Andrew Violette, composer and pianist. Piano Sonatas 1 & 7. Innova Recordings, ©2003, 191:01, $37.00.

I mentioned a number of endurance-type local performances in a recent review. This is an endurance-type composition and CD. Sonata 7 is approximately 2.5 hours long; sonata 1, approximately 15 minutes, and they occur in that order on the disk. When Sonata 7 is performed live, it is done without intermission. Violette is a Brooklyn-born, Juilliard-trained musician and composer who also spent 8 years as a Benedictine monk; he is photographed bald, in leather, and holding a whip on the covers of the accompanying booklet. Hence, he defies easy categorization, and so does this music – which, to a certain extent, also defies description.

As I listened to Sonata 7, composed in 2001, I thought frequently of some of the organ music of Olivier Messiaen as well as some of the techniques of Philip Glass and Steve Reich, but it is different from all of these. To say the least, it is a fascinating work: it has minimalist repetitions; it is at times mystical, almost tantric, often mesmerizing. It also has lively dance rhythms and loud tone clusters, and at times it impresses as a wave or mass of sound color washing over the listener and into the ears. It is modern, but there is little dissonance or any of the various other characteristics we associate with that term. Although composed in 26 movements, subdivided into two sections after No. 13, it is not merely a collection of short pieces in the style of a suite. It is a single, coherent work in the traditional sonata-form structure, with all its various elements interrelating, as the booklet’s extensive and detailed analysis, by musicologist/pianist/composer Bruce Posner, points out. There is also an introductory note by composer/author Mark N. Grant that attempts to describe the work; he relates it to Beethoven’s Diabelli Variations and “Hammerklavier” Sonata as well as to Kaikhosru Sorabji’s Opus Clavicembalisticum , and this heritage is by no means far-fetched. It is most emphatically a phenomenal and a prodigious piece, and also one that easily bears repeated hearings and their inevitable discoveries and revelations, even though each one requires a significant investment in time. This fact will probably ultimately be the single greatest deterrent for this CD to become a hot seller or for the work itself to be frequently programmed in the concert hall. It is perhaps unfortunate, for there is much here to relish and enjoy.

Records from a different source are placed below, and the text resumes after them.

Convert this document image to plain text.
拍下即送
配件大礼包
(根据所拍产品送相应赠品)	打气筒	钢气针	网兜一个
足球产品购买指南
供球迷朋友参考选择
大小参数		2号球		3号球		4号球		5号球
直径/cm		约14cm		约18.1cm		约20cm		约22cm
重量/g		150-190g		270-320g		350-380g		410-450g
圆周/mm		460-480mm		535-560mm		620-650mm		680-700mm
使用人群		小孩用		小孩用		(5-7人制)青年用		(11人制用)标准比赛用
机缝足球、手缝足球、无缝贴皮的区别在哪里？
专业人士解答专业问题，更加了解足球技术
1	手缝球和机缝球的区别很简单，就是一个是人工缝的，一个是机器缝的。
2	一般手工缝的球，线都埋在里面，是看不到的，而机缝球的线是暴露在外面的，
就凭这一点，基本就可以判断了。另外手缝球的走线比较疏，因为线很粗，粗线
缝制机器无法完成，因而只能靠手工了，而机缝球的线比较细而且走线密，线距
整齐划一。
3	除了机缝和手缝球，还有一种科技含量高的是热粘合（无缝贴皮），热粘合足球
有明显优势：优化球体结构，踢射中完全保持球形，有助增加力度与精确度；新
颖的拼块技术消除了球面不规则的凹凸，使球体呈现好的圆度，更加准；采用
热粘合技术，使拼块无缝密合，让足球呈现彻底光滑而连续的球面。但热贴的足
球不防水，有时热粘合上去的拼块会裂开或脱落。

Sonata 1, dating from 1978, is more like your basic minimalist piece set in a classical form, but this also may be a misleading oversimplification. It was composed as part of a group of three sonatas, deliberately paralleling Beethoven’s Op. 2 set, that take 1.5 hours to play, and it is perhaps unfortunate that it has been recorded separately to fill out this set. Listening to and performing it are however clearly somewhat less demanding.